The high composite density shock-absorption system uses inner foam in the head frame to enhance damping, smooth force flow, even impact, and keep the frame stable as a rock.

Upgrades

Asura II does not pile on new materials; it retunes the existing recipe to expand the “hexagon” chart while keeping attack character and improving anti-torque and control.

Paint

Asura II is mainly deep blue with gold lines, white light flow, and red cracks—mecha plus VFX, an Asura battlefield at white heat with sparks in dark air, like the brutal beauty on court where only one side wins.

Parameters

Detailed Experience

First Pickup

Empty swings feel evenly weighted—not the obvious head-heavy feel of old attack frames. Strung with JS-63 at 0.63 mm—a high-elastic fine string balancing control, sound, and attack—it matches the racket well.

On-Court Feel

I ran three sessions across singles, doubles, and mixed; the summary below follows that structure.

Base Clear Test

Clears help you adapt. Asura II’s 6.15 mm solid shaft and 50T carbon feel hard and elastic. After ten minutes of drive tests, head weight gradually shows. Hard shaft plus hard string gives good direction—not laser precise but within an ideal range.
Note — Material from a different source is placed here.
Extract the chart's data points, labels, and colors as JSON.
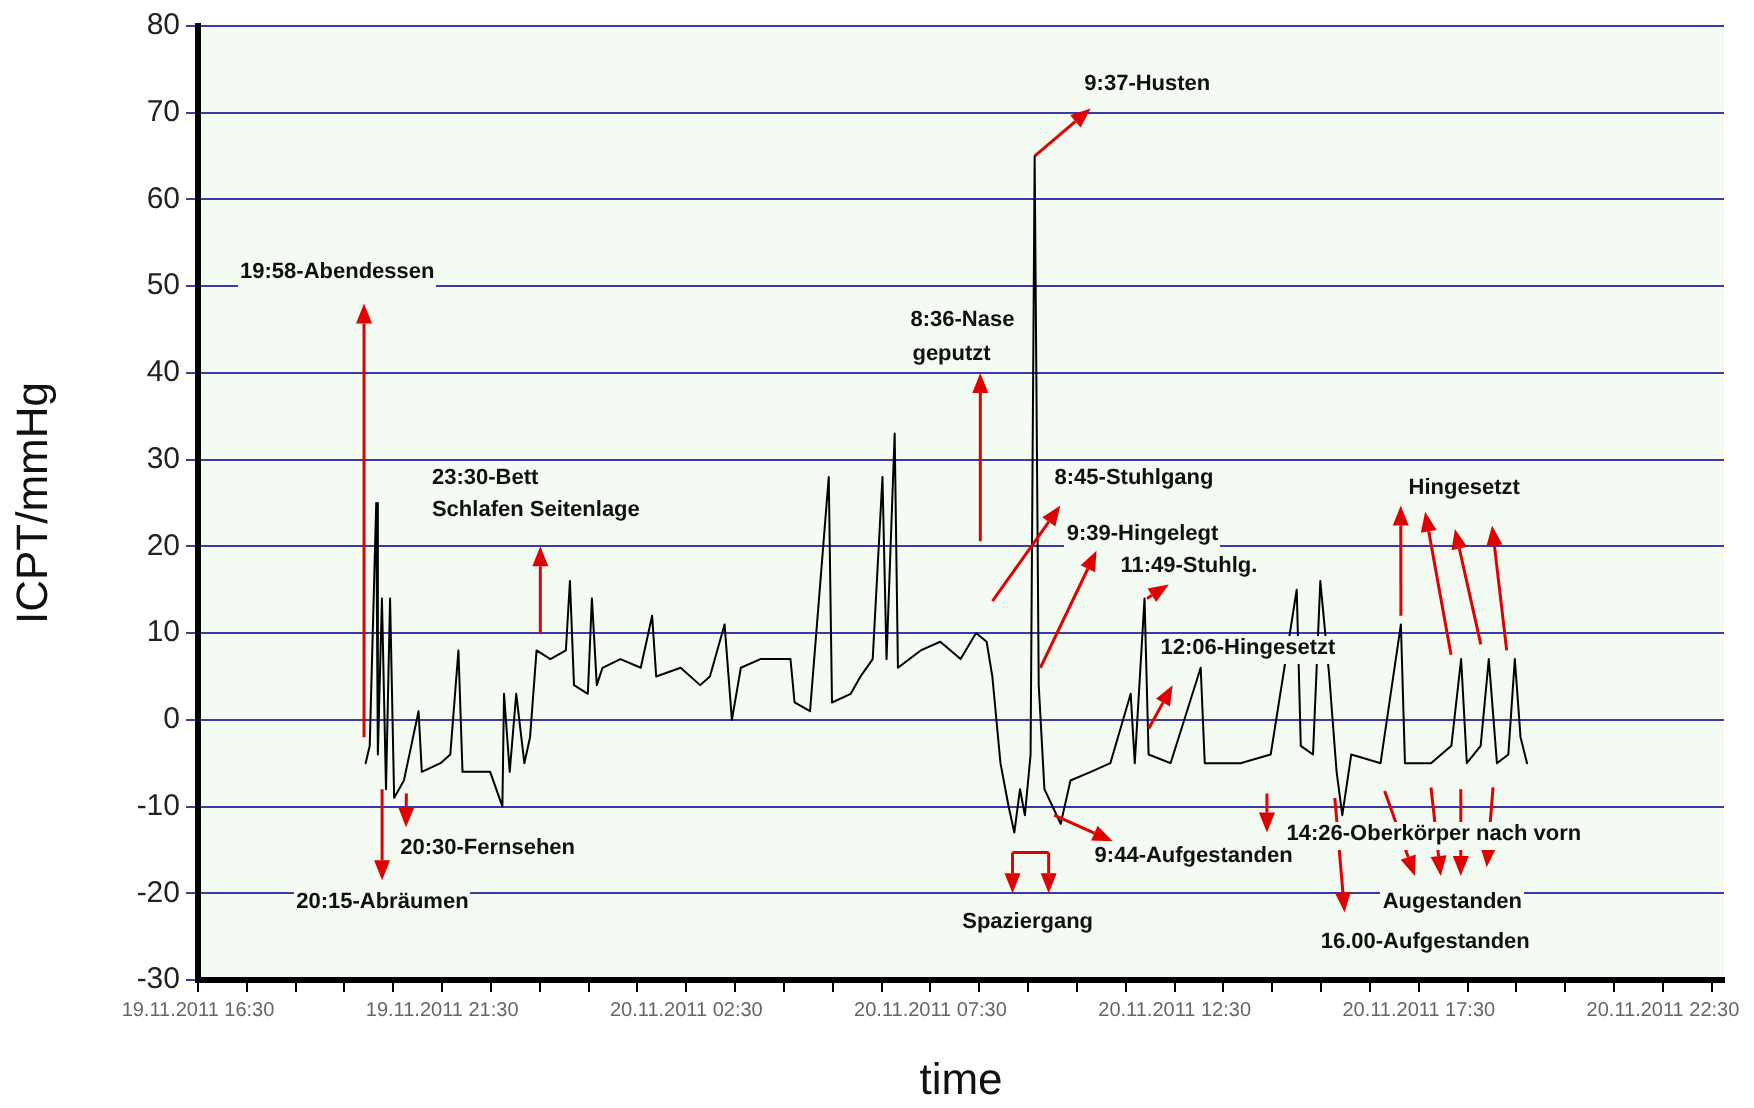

Frame size is medium, sweet spot concentrated with some gather but not extreme. Swing gets harder over time; driving this attack frame needs strength and stamina.

Attack—Heavy Speed

As an attack racket, I pressed whenever possible. In singles rear-court smash, the thin shaft’s burst is fearsome—speed is not obviously extreme but the shuttle lands very heavy. On clear chances it feels smashed flat and compressed, bullet-like. Heavy smash is obvious; feel is hard with light vibration that does not hurt output.

Defence

Wind-cut at the frame bottom means fast whole-racket speed, not head-led, and overall weight is not huge—backhand transition, drive, and receive-kill swing speed is fine.

Summary and Buy Advice

Asura II’s solid thin shaft, special composite frame, and JS63 make active attack stand out—heavy, fast smash, battle paint, like holding Asura to end war by war. Defence swing is OK for a violent attack frame if you are not too passive or need extreme finger burst.